It is often quite complex and time consuming to get a data science project off the ground. So I am sharing some of my thoughts and my checklist for what needs to be in place to get a project started.
I would advise the following approach: a series of calls to establish requirements, followed by a kickoff meeting for data exploration, followed by a couple of weeks for both sides to get everything together that they need to get the project started.
Initial meetings and calls before starting a data science project
Discuss what the client is trying to achieve. Often a client will want to define which ML approach is needed, without first stepping back and asking if ML is even necessary and what they want to achieve.
If possible, obtain a sample of data in advance as a sanity check. Without seeing the data we cannot say if the project will be possible or not.
Several key questions we should ask of the client:
- What are we predicting?
- How will it help the business?
- Has the business attempted this before? What happened?
- Are we predicting a time series? For example volume of purchases per day? In which case what extra information do we have on the previous day that could help us?
- How many data points are there? Let’s assume a company wants to predict something about its users or customers. How many users are in the database? I have been contacted by startups who have fewer than 100 users.
- How much information do we have about each user or customer?
- At what point in time do we want to make the prediction about the user? For example do we want to predict a user’s purchases one month from now, or a year from now?
- Is there an existing method of making a prediction? For example we can often predict a customer’s next purchase volume simply by averaging their history. We need to think carefully if ML is likely to beat this baseline.
- How long has the organisation been gathering data? For example if we want to predict purchase patterns over Christmas we would need a dataset of at least three years in order to relate one Christmas to the previous one, and to evaluate on the following Christmas.
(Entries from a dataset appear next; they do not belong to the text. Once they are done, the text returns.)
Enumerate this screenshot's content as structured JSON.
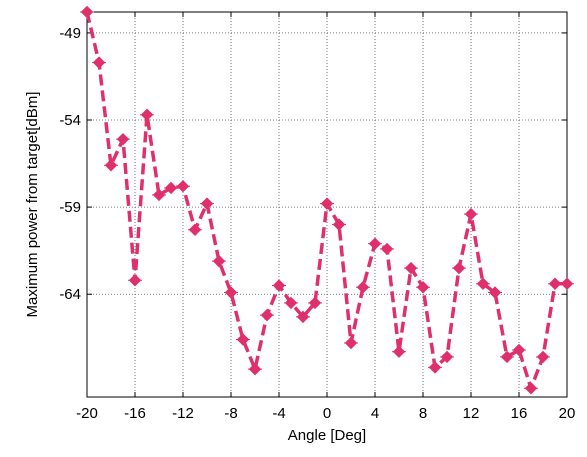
{
  "chart_data": {
    "type": "line",
    "title": "",
    "xlabel": "Angle [Deg]",
    "ylabel": "Maximum power from target[dBm]",
    "xlim": [
      -20,
      20
    ],
    "ylim": [
      -69.9,
      -47.8
    ],
    "x_ticks": [
      -20,
      -16,
      -12,
      -8,
      -4,
      0,
      4,
      8,
      12,
      16,
      20
    ],
    "x_tick_labels": [
      "-20",
      "-16",
      "-12",
      "-8",
      "-4",
      "0",
      "4",
      "8",
      "12",
      "16",
      "20"
    ],
    "y_ticks": [
      -49,
      -54,
      -59,
      -64
    ],
    "y_tick_labels": [
      "-49",
      "-54",
      "-59",
      "-64"
    ],
    "grid": true,
    "line_color": "#e0306a",
    "line_style": "dashed",
    "marker": "diamond",
    "series": [
      {
        "name": "",
        "x": [
          -20,
          -19,
          -18,
          -17,
          -16,
          -15,
          -14,
          -13,
          -12,
          -11,
          -10,
          -9,
          -8,
          -7,
          -6,
          -5,
          -4,
          -3,
          -2,
          -1,
          0,
          1,
          2,
          3,
          4,
          5,
          6,
          7,
          8,
          9,
          10,
          11,
          12,
          13,
          14,
          15,
          16,
          17,
          18,
          19,
          20
        ],
        "y": [
          -47.8,
          -50.7,
          -56.6,
          -55.1,
          -63.2,
          -53.7,
          -58.3,
          -57.9,
          -57.8,
          -60.3,
          -58.8,
          -62.1,
          -63.9,
          -66.6,
          -68.3,
          -65.2,
          -63.5,
          -64.5,
          -65.3,
          -64.5,
          -58.8,
          -60.0,
          -66.8,
          -63.6,
          -61.1,
          -61.4,
          -67.3,
          -62.5,
          -63.6,
          -68.2,
          -67.6,
          -62.5,
          -59.4,
          -63.4,
          -63.9,
          -67.6,
          -67.2,
          -69.4,
          -67.6,
          -63.4,
          -63.4
        ]
      }
    ]
  }
}
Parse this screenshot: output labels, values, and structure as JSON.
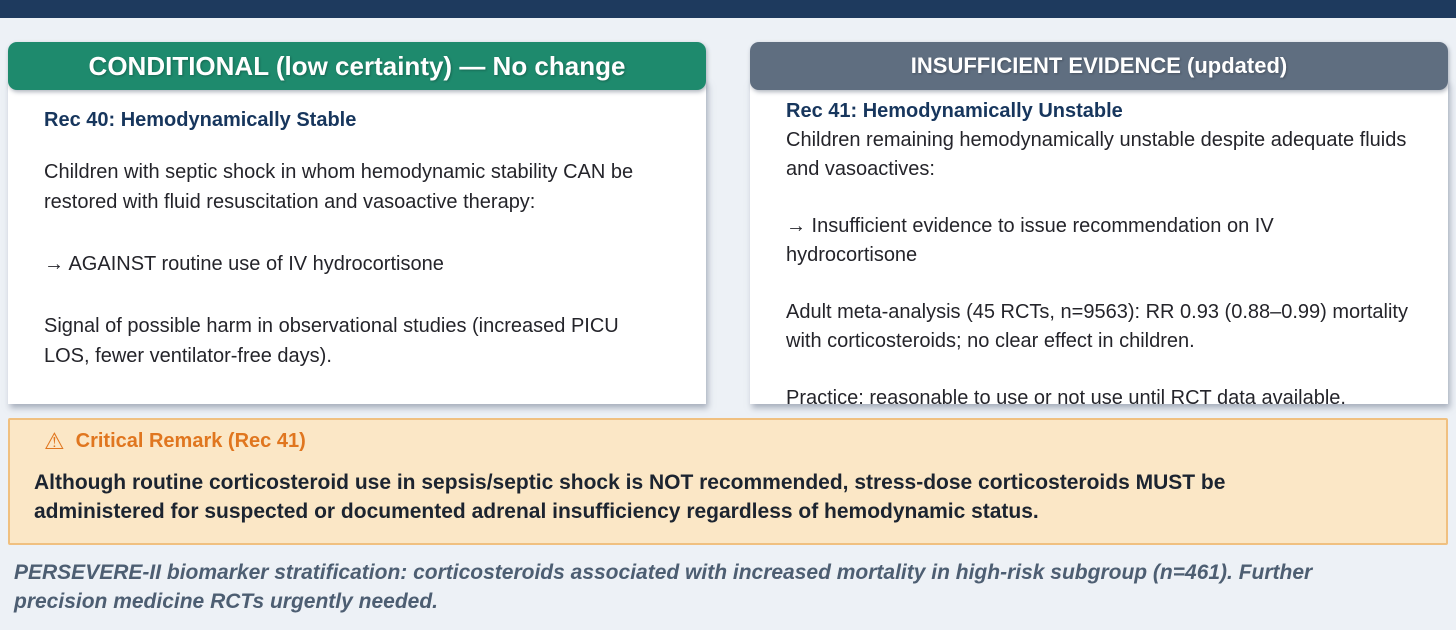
{
  "colors": {
    "top_bar": "#1e3a5e",
    "card_green_header": "#1e8a6d",
    "card_gray_header": "#5f6e80",
    "rec_title_navy": "#17365d",
    "warning_background": "#fbe7c6",
    "warning_border": "#f0c080",
    "warning_accent_orange": "#e0761f",
    "footnote_slate": "#4d5e72"
  },
  "cards": [
    {
      "header": "CONDITIONAL (low certainty) — No change",
      "header_color": "#1e8a6d",
      "title": "Rec 40: Hemodynamically Stable",
      "paragraphs": [
        "Children with septic shock in whom hemodynamic stability CAN be restored with fluid resuscitation and vasoactive therapy:",
        "→ AGAINST routine use of IV hydrocortisone",
        "Signal of possible harm in observational studies (increased PICU LOS, fewer ventilator-free days)."
      ]
    },
    {
      "header": "INSUFFICIENT EVIDENCE (updated)",
      "header_color": "#5f6e80",
      "title": "Rec 41: Hemodynamically Unstable",
      "paragraphs": [
        "Children remaining hemodynamically unstable despite adequate fluids and vasoactives:",
        "→ Insufficient evidence to issue recommendation on IV hydrocortisone",
        "Adult meta-analysis (45 RCTs, n=9563): RR 0.93 (0.88–0.99) mortality with corticosteroids; no clear effect in children.",
        "Practice: reasonable to use or not use until RCT data available."
      ]
    }
  ],
  "critical_remark": {
    "icon": "warning-triangle",
    "icon_glyph": "⚠",
    "title": "Critical Remark (Rec 41)",
    "body": "Although routine corticosteroid use in sepsis/septic shock is NOT recommended, stress-dose corticosteroids MUST be administered for suspected or documented adrenal insufficiency regardless of hemodynamic status."
  },
  "footnote": "PERSEVERE-II biomarker stratification: corticosteroids associated with increased mortality in high-risk subgroup (n=461). Further precision medicine RCTs urgently needed."
}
On site kickoff meeting – at least a week before the data science project project starts
After investigating these questions we can arrange for an on site meeting (pandemics notwithstanding). Ideally we would have access to the main bulk of the data before the on site meeting. The on site meeting would ideally be some time before the planned start of the project as it can help to identify anything which would block the project.
- Discuss and agree on the goals of the project.
- Identify the stakeholders in the project, and who the data scientist will be reporting to. I have seen a number of projects fail in large organisations because the reporting chain between the data science and the stakeholders had too many links.
- Define reporting frequency and person to contact in case of blockers
- Agree on and sign further NDAs if applicable.
- Request physical access to the client’s site and computer systems.
- Request access to all in house data sources, any third party data sources and also any APIs. In most organisations access takes at least a week to be granted.
- Using whatever data dump is available, do some basic data exploration. Plot histograms and scatter plots of numeric values. For any categorical or string field find out what is the commonest value and what is the rarest. Eyeball the data to check if any values change over time. Check for unexpected null values, inconsistent data types, and any other problems in the dataset.
- Try to build a very quick and dirty machine learning model. This is a sanity check to ensure that ML really can achieve something on this problem and what level of accuracy we should aim to beat.
- Agree when to reconvene to begin the project.
After the initial on site meeting ideally we would leave a couple of weeks for the client to gather data and get all the blockers out of the way so that the project can start.